Public Services > Devolved

Edinburgh raises questions over CGI performance

David Bicknell Published 29 August 2017

Governance, Risk and Best Value committee meeting today sets up workshop to discuss options following concerns highlighted in ICT Programme report

 

The City of Edinburgh Council (CEC) is to set up a workshop to investigate the current programme of works within ICT in the city, including the relationship with ICT partner CGI which came under some scrutiny at a Governance, Risk and Best Value committee meeting held this morning.

It follows the publication of a report by the council “ Status of the ICT Programme ” discussed at this morning’s meeting which raises some criticism of the service being delivered by CGI, whether the service has improved and what contractual remedies are open to the council over the CGI relationship.

News of the report and CEC’s scrutiny of the CGI relationship in light of the report’s conclusions, is hardly ideal timing for CGI, which is also trying to conclude a deal with nearby Glasgow under the framework contract CGI has with Edinburgh.
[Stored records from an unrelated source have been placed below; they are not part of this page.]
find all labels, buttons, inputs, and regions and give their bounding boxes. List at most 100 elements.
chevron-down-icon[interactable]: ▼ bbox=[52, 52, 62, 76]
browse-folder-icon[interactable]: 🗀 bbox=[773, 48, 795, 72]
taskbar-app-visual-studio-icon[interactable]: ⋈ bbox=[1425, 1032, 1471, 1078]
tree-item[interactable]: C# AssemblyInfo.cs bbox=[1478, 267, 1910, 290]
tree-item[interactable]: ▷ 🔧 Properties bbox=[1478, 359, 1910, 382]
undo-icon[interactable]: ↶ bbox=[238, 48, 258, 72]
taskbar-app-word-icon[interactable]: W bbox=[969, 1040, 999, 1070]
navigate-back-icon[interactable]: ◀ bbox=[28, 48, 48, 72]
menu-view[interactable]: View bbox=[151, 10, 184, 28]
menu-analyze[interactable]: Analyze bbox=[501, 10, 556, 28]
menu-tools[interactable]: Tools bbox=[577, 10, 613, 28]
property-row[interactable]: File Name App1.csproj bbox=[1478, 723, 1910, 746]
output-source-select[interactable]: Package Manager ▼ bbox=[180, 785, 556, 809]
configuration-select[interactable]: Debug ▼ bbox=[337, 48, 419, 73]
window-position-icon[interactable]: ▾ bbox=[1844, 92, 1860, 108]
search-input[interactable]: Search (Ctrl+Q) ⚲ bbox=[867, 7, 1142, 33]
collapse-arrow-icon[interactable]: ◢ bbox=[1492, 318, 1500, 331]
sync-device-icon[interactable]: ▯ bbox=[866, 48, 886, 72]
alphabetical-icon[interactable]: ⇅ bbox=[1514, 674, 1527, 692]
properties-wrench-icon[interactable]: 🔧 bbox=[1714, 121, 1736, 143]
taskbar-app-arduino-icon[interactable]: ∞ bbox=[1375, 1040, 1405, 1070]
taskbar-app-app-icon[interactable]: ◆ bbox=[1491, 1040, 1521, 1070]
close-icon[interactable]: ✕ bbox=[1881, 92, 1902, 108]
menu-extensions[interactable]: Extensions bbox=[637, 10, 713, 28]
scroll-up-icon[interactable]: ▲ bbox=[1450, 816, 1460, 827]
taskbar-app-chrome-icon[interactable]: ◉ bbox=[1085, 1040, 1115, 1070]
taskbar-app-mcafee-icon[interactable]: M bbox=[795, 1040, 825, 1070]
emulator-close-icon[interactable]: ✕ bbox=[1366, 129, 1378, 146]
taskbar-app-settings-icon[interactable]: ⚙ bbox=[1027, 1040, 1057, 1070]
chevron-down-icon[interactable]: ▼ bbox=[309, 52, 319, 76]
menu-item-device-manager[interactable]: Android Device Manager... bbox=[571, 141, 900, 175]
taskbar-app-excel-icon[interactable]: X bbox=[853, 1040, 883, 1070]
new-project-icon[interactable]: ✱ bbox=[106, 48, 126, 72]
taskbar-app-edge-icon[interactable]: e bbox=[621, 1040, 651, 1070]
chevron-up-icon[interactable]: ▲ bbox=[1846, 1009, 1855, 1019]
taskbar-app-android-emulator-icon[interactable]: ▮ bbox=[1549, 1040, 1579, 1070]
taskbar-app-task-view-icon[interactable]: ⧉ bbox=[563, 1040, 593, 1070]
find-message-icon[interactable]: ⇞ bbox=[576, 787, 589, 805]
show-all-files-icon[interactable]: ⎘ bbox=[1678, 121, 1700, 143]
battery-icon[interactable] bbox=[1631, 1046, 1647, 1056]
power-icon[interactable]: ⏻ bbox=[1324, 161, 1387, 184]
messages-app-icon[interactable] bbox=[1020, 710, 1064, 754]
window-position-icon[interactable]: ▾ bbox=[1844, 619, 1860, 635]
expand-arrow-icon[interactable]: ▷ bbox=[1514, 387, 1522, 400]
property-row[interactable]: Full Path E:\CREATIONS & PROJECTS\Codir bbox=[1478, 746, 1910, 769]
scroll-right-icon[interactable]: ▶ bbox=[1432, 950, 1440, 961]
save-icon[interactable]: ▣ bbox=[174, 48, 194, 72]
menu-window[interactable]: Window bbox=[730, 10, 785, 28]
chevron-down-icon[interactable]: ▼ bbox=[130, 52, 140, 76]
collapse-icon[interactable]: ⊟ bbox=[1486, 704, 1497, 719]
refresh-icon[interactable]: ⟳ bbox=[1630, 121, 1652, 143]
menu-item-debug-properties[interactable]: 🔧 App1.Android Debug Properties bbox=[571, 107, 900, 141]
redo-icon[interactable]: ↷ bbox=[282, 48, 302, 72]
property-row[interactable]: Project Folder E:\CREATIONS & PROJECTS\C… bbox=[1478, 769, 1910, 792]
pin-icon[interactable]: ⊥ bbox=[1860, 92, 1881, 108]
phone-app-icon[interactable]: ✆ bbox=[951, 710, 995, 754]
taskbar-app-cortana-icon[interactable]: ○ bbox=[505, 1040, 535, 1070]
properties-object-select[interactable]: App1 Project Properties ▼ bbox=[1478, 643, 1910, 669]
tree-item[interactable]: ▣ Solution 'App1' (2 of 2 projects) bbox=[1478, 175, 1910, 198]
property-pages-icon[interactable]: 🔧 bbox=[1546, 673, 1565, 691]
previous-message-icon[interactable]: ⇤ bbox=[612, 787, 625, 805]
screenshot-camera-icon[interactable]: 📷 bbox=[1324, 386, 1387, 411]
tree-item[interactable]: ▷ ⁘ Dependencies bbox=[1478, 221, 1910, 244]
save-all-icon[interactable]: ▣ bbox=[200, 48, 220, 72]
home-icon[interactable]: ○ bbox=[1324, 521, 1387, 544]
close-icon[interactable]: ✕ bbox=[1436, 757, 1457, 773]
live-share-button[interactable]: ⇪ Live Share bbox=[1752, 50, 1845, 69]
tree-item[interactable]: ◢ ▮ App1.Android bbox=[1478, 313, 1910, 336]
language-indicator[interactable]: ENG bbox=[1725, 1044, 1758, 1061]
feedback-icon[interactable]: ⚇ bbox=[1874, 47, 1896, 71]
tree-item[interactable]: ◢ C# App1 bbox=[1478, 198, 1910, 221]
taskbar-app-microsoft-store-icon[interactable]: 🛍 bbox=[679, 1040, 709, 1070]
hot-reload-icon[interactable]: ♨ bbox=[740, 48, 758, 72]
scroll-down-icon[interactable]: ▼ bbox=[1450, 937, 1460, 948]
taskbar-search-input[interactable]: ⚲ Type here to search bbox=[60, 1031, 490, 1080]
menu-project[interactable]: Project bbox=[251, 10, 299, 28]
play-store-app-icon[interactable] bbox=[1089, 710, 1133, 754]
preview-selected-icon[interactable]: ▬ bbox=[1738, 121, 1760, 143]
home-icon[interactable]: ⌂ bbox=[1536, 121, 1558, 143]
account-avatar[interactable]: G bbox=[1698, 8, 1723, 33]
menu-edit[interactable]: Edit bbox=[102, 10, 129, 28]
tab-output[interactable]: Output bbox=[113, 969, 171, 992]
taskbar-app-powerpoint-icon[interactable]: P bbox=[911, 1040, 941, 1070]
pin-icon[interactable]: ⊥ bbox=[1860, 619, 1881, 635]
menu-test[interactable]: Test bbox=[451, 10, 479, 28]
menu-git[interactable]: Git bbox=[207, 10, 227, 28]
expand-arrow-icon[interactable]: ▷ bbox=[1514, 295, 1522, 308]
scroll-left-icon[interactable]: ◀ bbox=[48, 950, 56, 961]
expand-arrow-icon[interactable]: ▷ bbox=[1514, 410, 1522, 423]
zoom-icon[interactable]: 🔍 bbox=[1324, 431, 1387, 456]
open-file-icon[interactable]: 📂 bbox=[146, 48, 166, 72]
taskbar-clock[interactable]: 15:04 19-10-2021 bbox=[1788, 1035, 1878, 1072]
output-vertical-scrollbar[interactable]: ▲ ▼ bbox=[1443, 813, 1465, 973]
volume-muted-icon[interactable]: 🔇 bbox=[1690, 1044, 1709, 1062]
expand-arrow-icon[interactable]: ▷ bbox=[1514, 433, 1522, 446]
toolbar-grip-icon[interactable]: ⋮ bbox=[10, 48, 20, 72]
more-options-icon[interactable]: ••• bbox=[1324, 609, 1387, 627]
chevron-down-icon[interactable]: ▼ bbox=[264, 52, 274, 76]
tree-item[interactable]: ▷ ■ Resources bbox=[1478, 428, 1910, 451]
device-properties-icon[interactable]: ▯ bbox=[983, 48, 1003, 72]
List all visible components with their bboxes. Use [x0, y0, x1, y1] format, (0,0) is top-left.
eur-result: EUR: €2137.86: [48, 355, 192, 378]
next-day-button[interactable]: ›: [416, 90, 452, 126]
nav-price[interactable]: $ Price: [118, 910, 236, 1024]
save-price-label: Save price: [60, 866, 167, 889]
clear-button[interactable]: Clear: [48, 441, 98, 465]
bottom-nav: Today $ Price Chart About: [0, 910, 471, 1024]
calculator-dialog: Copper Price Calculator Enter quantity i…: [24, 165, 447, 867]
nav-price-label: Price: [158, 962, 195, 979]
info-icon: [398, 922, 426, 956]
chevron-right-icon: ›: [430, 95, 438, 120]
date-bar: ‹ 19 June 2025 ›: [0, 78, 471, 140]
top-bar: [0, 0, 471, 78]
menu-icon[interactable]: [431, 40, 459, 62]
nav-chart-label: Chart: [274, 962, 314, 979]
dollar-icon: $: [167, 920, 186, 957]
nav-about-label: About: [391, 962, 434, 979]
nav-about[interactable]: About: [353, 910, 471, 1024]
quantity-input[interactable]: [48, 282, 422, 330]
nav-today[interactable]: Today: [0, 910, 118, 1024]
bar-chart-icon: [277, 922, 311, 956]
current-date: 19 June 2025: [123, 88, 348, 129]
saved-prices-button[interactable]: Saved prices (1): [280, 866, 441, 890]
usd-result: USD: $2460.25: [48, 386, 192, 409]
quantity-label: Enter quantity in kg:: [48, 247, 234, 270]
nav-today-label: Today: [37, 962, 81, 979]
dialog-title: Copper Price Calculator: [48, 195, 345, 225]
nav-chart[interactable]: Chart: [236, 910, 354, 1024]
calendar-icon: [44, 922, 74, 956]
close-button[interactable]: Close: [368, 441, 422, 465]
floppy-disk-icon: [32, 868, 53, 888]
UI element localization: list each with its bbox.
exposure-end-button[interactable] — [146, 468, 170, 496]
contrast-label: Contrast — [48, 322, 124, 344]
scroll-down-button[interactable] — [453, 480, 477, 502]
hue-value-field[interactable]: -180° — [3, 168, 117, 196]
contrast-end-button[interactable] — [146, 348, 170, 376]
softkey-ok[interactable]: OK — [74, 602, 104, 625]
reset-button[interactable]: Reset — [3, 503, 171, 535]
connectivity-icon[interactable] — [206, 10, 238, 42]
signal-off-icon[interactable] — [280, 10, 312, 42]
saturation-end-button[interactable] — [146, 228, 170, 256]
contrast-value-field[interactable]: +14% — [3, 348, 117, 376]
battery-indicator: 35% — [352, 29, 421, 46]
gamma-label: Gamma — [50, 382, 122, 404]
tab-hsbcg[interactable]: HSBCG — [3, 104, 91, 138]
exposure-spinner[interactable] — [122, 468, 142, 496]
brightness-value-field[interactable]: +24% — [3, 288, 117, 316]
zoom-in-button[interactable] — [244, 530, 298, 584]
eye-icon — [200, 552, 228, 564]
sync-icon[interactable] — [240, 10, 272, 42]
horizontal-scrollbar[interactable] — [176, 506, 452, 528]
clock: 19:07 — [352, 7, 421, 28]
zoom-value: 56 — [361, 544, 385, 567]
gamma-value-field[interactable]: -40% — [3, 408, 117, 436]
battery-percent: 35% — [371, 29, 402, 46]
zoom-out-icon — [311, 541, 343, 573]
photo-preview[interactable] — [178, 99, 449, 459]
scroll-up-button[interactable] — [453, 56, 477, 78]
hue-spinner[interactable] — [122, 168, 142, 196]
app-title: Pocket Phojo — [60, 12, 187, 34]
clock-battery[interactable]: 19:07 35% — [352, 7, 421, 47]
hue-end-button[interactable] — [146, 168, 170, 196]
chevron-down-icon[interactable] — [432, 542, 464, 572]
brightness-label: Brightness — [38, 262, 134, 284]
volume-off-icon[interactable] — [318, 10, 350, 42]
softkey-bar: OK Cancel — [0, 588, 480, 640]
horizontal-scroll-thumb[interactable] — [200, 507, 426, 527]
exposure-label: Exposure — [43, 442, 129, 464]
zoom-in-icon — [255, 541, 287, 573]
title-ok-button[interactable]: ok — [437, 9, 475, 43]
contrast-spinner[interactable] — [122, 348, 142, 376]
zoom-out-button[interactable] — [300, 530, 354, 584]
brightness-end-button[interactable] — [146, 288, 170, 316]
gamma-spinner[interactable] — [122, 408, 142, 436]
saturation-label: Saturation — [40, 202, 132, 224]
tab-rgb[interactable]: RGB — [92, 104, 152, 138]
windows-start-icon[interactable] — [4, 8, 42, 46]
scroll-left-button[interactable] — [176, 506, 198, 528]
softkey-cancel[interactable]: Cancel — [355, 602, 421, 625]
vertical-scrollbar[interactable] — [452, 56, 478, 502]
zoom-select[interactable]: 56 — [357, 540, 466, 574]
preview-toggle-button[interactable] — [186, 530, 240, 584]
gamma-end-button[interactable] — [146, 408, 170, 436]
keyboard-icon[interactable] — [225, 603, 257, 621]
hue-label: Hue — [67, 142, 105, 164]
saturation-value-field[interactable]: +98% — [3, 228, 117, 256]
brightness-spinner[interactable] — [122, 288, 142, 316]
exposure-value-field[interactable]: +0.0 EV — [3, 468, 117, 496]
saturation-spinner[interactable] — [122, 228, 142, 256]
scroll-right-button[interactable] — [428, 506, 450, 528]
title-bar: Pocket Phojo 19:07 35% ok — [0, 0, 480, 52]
The council discussed some of the issues with CGI briefly this morning but decided because of commercial confidence not to go into too much detail, preferring to discuss them at a workshop in the near future.

The report, however, does suggests that there have been some problems in the relationship, though it points out that CGI’s performance has improved.

The report says, “From January 2017, there have been some improvements in the CGI performance, service has improved with very few critical faults, down to an average of 4 per month, the change backlog has reduced by 40% and some projects have been delivered or are progressing to plan e.g. Libraries, Parent Pay, Room Bookings, and Local Area Network (LAN) upgrade.

“However, CGI are still underperforming in numerous areas and consequently council staff are investing a large amount of time and effort in getting the programme back on track.”

The report suggests that most of its major programmes are at least 12 months late and there are several still in a state of re-plan which is impacting its ability to transform services. It adds that “there are still some areas of delivery that require resolution, for example the service desk experience needs to dramatically improve.”

The report says that since the contract commenced CGI have underperformed on the contractual commitments. Transformation programmes have missed the original delivery dates, and in some cases a revised delivery date, meaning that the council has been unable to realise the benefits and/or savings envisaged.

The report says there have been “numerous senior management meetings with CGI regarding their overall performance and there have been several legal letters on the same subject. On every occasion, CGI, have committed to improve their overall performance and there have been some improvements but not at the pace the contract specifies or the council requires.”

However, the report points out that CGI has made progress in delivering upon the community benefit outcomes included as part of the contract. Over the initial term, the Community Benefits aspect of the contract provided an obligation on CGI’s behalf to create 220 jobs, 60 Modern Apprenticeships as well as investing in Community outcomes such as volunteering, and funding under privileged children into Higher Education.

CGI also pledged to channel 25% of all contract spend via locally based small to medium enterprises (SMEs) and to provide funding for Edinburgh based new business start-ups and digital inclusion programmes. So far, the report says, CGI has created around 118 jobs and 22 Modern Apprenticeships, as well as sponsoring two students through degree courses with more funding being provided for a new cohort in 2017/18.

The report added that spending with Edinburgh based SMEs is on track at currently 18%. CGI has also provided funding to the Lord Provost’s One City Trust, a ‘Computational Thinking’ initiative supporting the training of Primary School teachers to become advocates of digital communication and IT literacy, as well as initiatives to improve digital inclusion via Tap Into IT, ACE IT and the Digital Skills Academy.

In the committee meeting, the council’s executive director of resources Stephen Moir said, “We’re trying to present both a fair and a balanced position. It’s fair to say that there has been some progress with our external ICT supplier. But as you’ll also see from the report there are also areas where performance is not meeting our expectations and is not delivering the services benefits we would have anticipated.”

Bruce Strang, chief information officer and Head of ICT, speaking about the commercial levers the council has with CGI, said, “Because we still have a large amount of programme activity, I am keeping those levers in play for now, because I want to keep them motivated on delivering those programmes. Realistically because we’re behind, we could call them in at any point, should we desire. But there are other commercial considerations which we’ll talk through in the workshop that we’re holding on the table and but we could actually claim those at any point in time.”

A council spokesperson said: “Delays have been experienced across several ICT infrastructure projects since the beginning of the contract with CGI, which we are working hard with them to address.  From the start of this year there have been improvements in performance against the contract and we will continue to apply robust governance arrangements, at a senior level, to ensure that delivery against the contract continues to improve.” 

“Despite these transitional issues, several key projects have been delivered or are progressing well, including the end user computer project and Local Area Network (LAN) upgrade, as part of the CGI contract, which is set to save the council at least £6m a year.”